Oxfam Revela: Riqueza Escondida em Paraísos Fiscais Supera Valor de Países Pobres e Metade da Humanidade

Oxfam Alerta para Riqueza Offshore Trilionária: Um Abismo Financeiro Que Aumenta a Desigualdade Global

A organização Oxfam divulgou um relatório alarmante que expõe a vasta quantia de riqueza não tributada, escondida em paraísos fiscais por uma minoria ultra-rica. O montante estimado em US$ 3,55 trilhões em 2024 supera o Produto Interno Bruto (PIB) da França e é mais que o dobro do PIB combinado dos 44 países menos desenvolvidos do mundo.

Essa fortuna oculta é detida majoritariamente pelo 0,1% mais rico da população global, que concentra cerca de 80% desse valor, o equivalente a aproximadamente US$ 2,84 trilhões.

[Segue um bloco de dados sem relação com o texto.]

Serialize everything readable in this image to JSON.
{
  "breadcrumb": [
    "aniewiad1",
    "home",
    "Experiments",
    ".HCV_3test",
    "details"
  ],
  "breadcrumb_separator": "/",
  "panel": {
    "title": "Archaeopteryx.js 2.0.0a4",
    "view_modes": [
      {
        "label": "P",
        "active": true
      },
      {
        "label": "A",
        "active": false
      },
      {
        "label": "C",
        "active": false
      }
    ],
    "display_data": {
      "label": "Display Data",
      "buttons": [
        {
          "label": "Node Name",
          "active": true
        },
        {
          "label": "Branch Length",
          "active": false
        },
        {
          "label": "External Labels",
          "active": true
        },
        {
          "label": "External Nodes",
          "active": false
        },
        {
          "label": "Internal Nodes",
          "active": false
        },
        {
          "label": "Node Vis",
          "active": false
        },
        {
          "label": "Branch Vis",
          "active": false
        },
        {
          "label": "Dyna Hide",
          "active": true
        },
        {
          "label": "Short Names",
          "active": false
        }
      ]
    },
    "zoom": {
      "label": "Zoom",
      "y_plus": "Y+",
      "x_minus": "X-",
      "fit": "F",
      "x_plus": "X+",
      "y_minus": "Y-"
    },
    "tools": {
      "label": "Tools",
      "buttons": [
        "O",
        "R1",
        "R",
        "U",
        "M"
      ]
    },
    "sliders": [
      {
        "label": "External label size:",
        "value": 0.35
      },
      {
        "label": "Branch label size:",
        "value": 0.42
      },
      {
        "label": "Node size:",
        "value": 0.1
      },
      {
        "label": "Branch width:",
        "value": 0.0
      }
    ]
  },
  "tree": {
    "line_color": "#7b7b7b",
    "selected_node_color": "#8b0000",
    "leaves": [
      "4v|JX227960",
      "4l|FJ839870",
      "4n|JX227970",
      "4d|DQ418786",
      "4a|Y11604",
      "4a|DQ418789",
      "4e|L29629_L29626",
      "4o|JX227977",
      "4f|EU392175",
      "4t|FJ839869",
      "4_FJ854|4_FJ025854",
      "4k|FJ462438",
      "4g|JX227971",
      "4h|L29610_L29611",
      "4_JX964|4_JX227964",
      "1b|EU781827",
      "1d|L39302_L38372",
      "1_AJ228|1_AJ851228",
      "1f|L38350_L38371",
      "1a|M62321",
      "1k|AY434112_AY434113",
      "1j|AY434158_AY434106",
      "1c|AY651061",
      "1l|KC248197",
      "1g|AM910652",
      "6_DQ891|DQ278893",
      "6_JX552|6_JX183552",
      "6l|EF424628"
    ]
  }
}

A situação é ainda mais gritante quando comparada à riqueza da metade mais pobre da humanidade, composta por 4,1 bilhões de pessoas, demonstrando um desequilíbrio financeiro extremo.

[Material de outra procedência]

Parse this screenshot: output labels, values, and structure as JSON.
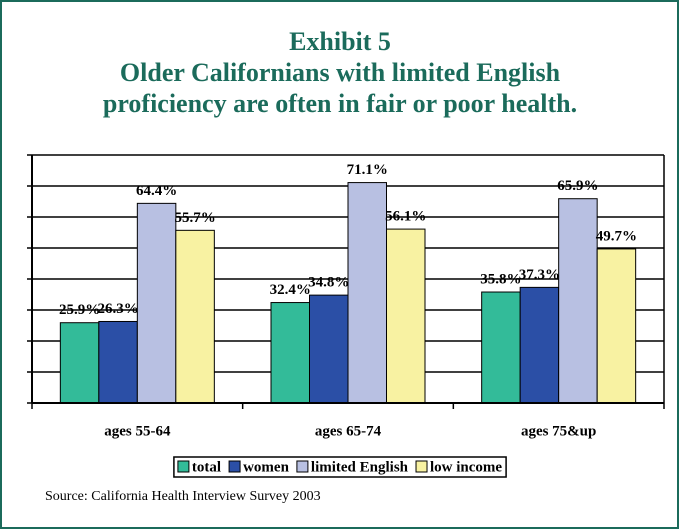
{
  "chart_data": {
    "type": "bar",
    "title": "Exhibit 5",
    "subtitle": [
      "Older Californians with limited English",
      "proficiency are often in fair or poor health."
    ],
    "categories": [
      "ages 55-64",
      "ages 65-74",
      "ages 75&up"
    ],
    "series": [
      {
        "name": "total",
        "color": "#33bb99",
        "values": [
          25.9,
          32.4,
          35.8
        ],
        "value_labels": [
          "25.9%",
          "32.4%",
          "35.8%"
        ]
      },
      {
        "name": "women",
        "color": "#2b4fa6",
        "values": [
          26.3,
          34.8,
          37.3
        ],
        "value_labels": [
          "26.3%",
          "34.8%",
          "37.3%"
        ]
      },
      {
        "name": "limited English",
        "color": "#b8c0e2",
        "values": [
          64.4,
          71.1,
          65.9
        ],
        "value_labels": [
          "64.4%",
          "71.1%",
          "65.9%"
        ]
      },
      {
        "name": "low income",
        "color": "#f8f2a2",
        "values": [
          55.7,
          56.1,
          49.7
        ],
        "value_labels": [
          "55.7%",
          "56.1%",
          "49.7%"
        ]
      }
    ],
    "ylim": [
      0,
      80
    ],
    "yticks": [
      0,
      10,
      20,
      30,
      40,
      50,
      60,
      70,
      80
    ],
    "grid": true,
    "legend": "bottom",
    "source": "Source: California Health Interview Survey 2003"
  }
}
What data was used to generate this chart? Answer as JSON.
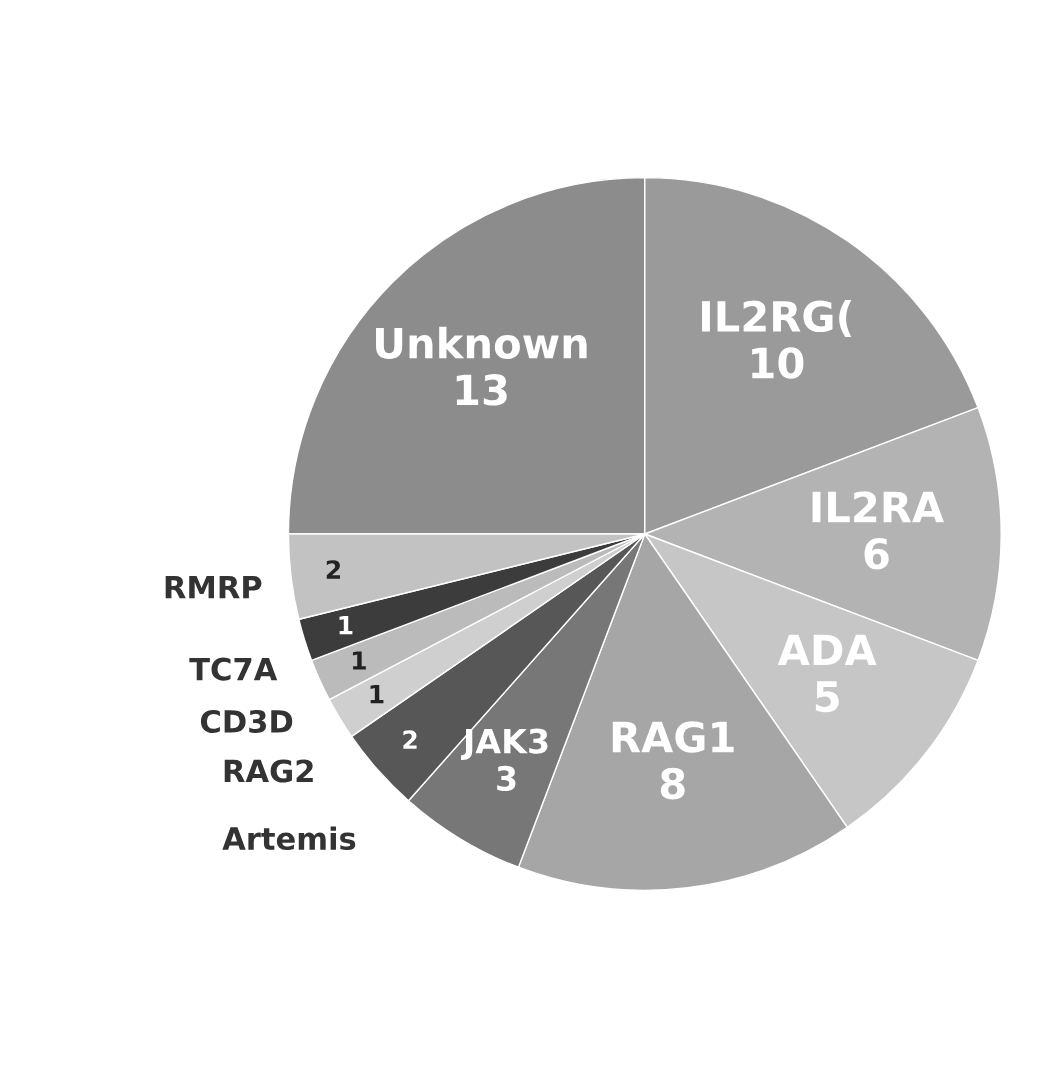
{
  "chart_data": {
    "type": "pie",
    "categories": [
      "Unknown",
      "IL2RG(",
      "IL2RA",
      "ADA",
      "RAG1",
      "JAK3",
      "Artemis",
      "RAG2",
      "CD3D",
      "TC7A",
      "RMRP"
    ],
    "values": [
      13,
      10,
      6,
      5,
      8,
      3,
      2,
      1,
      1,
      1,
      2
    ],
    "colors": [
      "#8c8c8c",
      "#9a9a9a",
      "#b3b3b3",
      "#c6c6c6",
      "#a6a6a6",
      "#777777",
      "#575757",
      "#cfcfcf",
      "#bbbbbb",
      "#3c3c3c",
      "#c2c2c2"
    ],
    "data_labels": true
  }
}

A análise da Oxfam surge em um contexto de dez anos após o escândalo dos Panama Papers, que em 2014 revelou a complexa indústria de empresas offshore usadas para ocultar dinheiro e dificultar o rastreamento de seus verdadeiros proprietários. Apesar da exposição, a prática persiste, com os super-ricos continuando a utilizar estruturas offshore para evitar impostos e esconder seus ativos.

Panama Papers e a Persistência da Riqueza Offshore Não Tributada

Há uma década, o Consórcio Internacional de Jornalistas Investigativos (ICIJ) liderou uma investigação massiva, com milhões de documentos vazados analisados por centenas de jornalistas ao redor do globo. O objetivo era desvendar a teia de empresas offshore. Dez anos depois, a Oxfam constata que, embora tenha havido algum progresso na redução da riqueza offshore não tributada, ela permanece em um patamar elevado, representando cerca de 3,2% do PIB global.

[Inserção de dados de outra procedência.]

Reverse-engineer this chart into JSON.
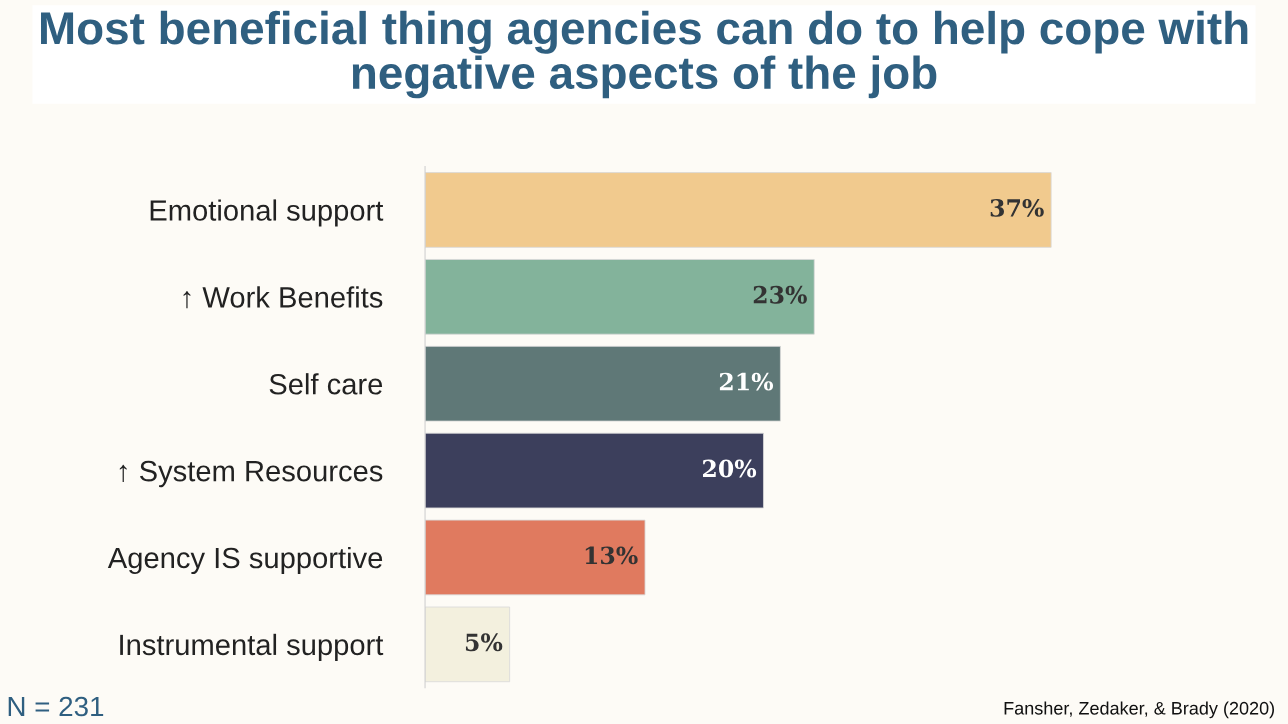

Christian Hallum, coordenador de Tributação da Oxfam Internacional, destacou em nota que os Panama Papers revelaram um sistema onde os mais ricos movem suas fortunas para escapar da fiscalização. Ele ressalta que essa movimentação de trilhões de dólares em paraísos fiscais coloca os bilionários e milionários acima das leis que regem o restante da sociedade.

O Impacto Devastador na Sociedade e a Necessidade de Ação Urgente

As consequências dessa evasão fiscal são severas e previsíveis, segundo a Oxfam. A organização aponta que a falta de recursos em hospitais públicos e escolas, o enfraquecimento do tecido social devido à crescente desigualdade e a sobrecarga dos cidadãos comuns, que acabam arcando com os custos de um sistema que beneficia poucos, são resultados diretos dessa prática.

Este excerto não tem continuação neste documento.